One of my mentors in ministry used to say that, in his experience, we had a cultural or social revolution every other generation. So if it didn’t fall to you to work for change directly, it was your responsibility to prepare the younger generation as best you could.
Looking back at that now, it seems a bit too simplistic. At least in my lifetime, the need to speak “love to power” has been more or less constant.
If we are actually in a state of perpetual war, and it sure seems like we are, then the work of resistance needs to be constant as well. And, of course, I’m not talking just about war in the military sense.
So, on many fronts, it will help us to keep our eyes open for sources of inspiration, and, to use a phrase from Rebecca Parker, “choose our guides”.
My guides include Shirley McDonald, who was my Sunday School teacher when I was in my tweens.

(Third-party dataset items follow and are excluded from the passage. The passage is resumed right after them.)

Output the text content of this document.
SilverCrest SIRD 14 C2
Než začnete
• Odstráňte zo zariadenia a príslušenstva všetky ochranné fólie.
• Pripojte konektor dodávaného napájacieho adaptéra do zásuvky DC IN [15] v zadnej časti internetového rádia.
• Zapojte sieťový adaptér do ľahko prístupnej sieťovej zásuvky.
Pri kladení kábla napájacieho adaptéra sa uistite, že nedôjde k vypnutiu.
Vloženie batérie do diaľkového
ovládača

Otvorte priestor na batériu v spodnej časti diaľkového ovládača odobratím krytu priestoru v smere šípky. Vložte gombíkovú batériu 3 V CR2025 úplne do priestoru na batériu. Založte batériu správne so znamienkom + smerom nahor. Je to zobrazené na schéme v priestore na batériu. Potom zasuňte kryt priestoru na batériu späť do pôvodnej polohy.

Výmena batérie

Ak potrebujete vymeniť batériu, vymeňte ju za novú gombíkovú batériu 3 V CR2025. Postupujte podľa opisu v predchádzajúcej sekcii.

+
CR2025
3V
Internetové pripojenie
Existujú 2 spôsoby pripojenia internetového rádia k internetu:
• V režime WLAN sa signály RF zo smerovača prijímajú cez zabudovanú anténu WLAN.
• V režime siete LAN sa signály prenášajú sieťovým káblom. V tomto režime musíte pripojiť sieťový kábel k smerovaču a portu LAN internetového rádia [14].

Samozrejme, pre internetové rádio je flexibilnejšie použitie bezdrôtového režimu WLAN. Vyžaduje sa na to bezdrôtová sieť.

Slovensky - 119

In a story I’ve told countless times, she singlehandedly changed my perception of history as something lived by real people rather than a subject for history books when I learned that she had marched in Selma with Rev. Dr. Martin Luther King, Jr.
I also lift up all the members of South Africa’s Truth and Reconciliation Commission, led by Rev. Desmond Tutu. Each of them paid a price for helping their nation see itself more clearly and imagine a more just future.
When I need recharging, I look to the music of Peter Gabriel (Biko, Shaking the Tree), Holly Near (I Am Willing), Leonard Cohen (Anthem, If it Be Your Will) and Carrie Newcomer (any and everything). And there is also the lasting beauty of Faure’s Requiem.
Who are your guides? Where do you find your inspiration?
When the Ohio River Group, a UU clergy study group of which Rev. Lane and I are members, met last month, our theme was Dystopia, the literary term for societies that are organized so that the many serve the needs of the few. In many ways these are the opposite of utopias. Think of George Orwell’s 1984 or the world of the Capital in The Hunger Games by Suzanne Collins.
One of the comments that I found most helpful was, “Things aren’t getting worse. They’re being unveiled.” I find that a very helpful way of framing things.
With that in mind, it is up to us to keep unveiling our own truths. Together, we really do change the world.